解码端帧内模式推导(DIMD)技术是之前在VVC标准化的过程中提出的技术,因为其在解码端引入的复杂度较高,因此没有被VVC采纳。为了探索下一代压缩标准,JVET最近设立了最新的ECM参考平台,将DIMD技术包含了进去。
DIMD技术,称为解码端帧内模式推导,是通过使用求出当前块相邻像素的梯度,来推导当前块的角度模式,从而可以降低编码模式比特。在解码端,通过使用相同的推导方式推导角度模式,恢复出重建YUV。
1. 帧内模式推导
DIMD使用当前块相邻的Template区域的重建像素推导帧内角度模式,如下图所示,绿色区域为当前待预测块,蓝色区域为模板区域,其中T=3。 DIMD使用如右图所示的3x3水平sober滤波器和垂直sober滤波器模板中心的像素(即黄色像素)分别计算水平梯度Gx和垂直梯度Gy。之后通过atan(Gy/Gx)即可求出对应像素的角度,并将其转换为VVC中的65种角度模式IPM之一。之后计算Gx和Gy的绝对值之和作为该角度的累加幅度值。

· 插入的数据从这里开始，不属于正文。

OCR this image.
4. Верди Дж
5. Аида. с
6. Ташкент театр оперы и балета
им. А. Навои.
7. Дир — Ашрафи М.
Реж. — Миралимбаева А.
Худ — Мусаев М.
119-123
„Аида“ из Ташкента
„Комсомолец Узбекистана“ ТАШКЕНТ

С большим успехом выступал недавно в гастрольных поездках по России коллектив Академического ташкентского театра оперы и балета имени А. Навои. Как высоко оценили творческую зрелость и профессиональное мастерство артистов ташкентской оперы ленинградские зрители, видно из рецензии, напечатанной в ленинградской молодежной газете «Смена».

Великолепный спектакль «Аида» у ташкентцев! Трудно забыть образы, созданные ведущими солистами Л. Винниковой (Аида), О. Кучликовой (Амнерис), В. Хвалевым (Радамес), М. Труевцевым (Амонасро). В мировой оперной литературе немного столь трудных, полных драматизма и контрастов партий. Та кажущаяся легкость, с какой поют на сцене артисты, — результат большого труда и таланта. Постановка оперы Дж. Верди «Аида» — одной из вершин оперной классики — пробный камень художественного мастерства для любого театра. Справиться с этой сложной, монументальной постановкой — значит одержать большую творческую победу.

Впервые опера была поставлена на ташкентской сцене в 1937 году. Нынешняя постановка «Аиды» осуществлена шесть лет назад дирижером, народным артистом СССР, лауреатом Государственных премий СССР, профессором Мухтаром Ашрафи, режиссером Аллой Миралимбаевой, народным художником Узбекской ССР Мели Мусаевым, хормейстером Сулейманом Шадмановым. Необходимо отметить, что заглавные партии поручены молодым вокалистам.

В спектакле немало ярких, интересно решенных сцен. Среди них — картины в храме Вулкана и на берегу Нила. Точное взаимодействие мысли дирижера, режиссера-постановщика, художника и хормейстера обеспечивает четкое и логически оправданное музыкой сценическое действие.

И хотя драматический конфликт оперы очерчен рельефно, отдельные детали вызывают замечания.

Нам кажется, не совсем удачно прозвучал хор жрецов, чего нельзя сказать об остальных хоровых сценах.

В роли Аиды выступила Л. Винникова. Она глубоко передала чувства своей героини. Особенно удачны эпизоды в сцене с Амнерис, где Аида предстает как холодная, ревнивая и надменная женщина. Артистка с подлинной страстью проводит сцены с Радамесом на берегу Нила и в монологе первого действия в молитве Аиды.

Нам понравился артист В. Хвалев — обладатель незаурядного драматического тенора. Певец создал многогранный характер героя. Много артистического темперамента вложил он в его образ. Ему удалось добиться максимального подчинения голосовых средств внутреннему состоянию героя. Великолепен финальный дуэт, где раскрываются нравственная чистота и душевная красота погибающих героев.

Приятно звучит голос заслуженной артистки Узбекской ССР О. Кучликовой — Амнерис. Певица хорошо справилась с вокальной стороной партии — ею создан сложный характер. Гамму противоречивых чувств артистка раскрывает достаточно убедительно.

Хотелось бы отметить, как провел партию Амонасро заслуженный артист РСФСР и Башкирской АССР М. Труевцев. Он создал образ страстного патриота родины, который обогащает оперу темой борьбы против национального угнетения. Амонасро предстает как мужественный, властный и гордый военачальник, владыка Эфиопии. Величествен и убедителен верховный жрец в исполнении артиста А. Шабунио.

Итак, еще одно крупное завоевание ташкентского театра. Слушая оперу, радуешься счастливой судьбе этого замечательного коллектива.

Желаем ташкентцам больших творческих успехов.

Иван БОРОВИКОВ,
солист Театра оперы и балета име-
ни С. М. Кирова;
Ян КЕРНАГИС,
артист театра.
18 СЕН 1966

对模板区域中心全部像素重复上述过程,可以得到一个帧内角度模式直方图。
2. 解码流程
加入DIMD技术后的帧内模式解码流程如下所示,对于帧内预测模式,先解析DIMD flag,如果DIMD flag 为1则进行帧内预测模式推导;否则,解析MIP/MRL/ISP等帧内模式标志。
3.计算预测值
通过角度模式直方图,可以得到两个幅度值最高的帧内预测模式IPM,将其和Planar模式的预测值进行加权融合,得到最终的预测值。其中Planar模式的权重固定为 21/64(~1/3)。 然后,剩余的 43/64 (~2/3) 权重分配给两个IPM,两个IPM的权重和它们直方图的幅度值相关,如下图所示。
4. 相关代码
ECM中DIMD推导帧内模式的代码在deriveDimdMode函数中,基本流程如下:
- 分析模板区域可用像素
- 建立角度模式直方图:buildHistogram,选出幅度值最高的两个角度模式IPM
- 判断是否进行加权融合,如果需要进行加权融合则计算各个模式的权重
void IntraPrediction::deriveDimdMode(const CPelBuf &recoBuf, const CompArea &area, CodingUnit &cu)
{
if( !cu.slice->getSPS()->getUseDimd() )
{
return;
}
int sigcnt = 0;
const CodingStructure &cs = *cu.cs;
const SPS &sps = *cs.sps;
const PreCalcValues &pcv = *cs.pcv;
const ChannelType chType = toChannelType(area.compID);
const Pel *pReco = recoBuf.buf; // 当前CU的重建像素的指针,指向当前CU的左上角
const uint32_t uiWidth = area.width;
const uint32_t uiHeight = area.height;
const int iStride = recoBuf.stride;
const int predSize = (uiWidth << 1);
const int predHSize = (uiHeight << 1);
const bool noShift = pcv.noChroma2x2 && uiWidth == 4; // don't shift on the lowest level (chroma not-split)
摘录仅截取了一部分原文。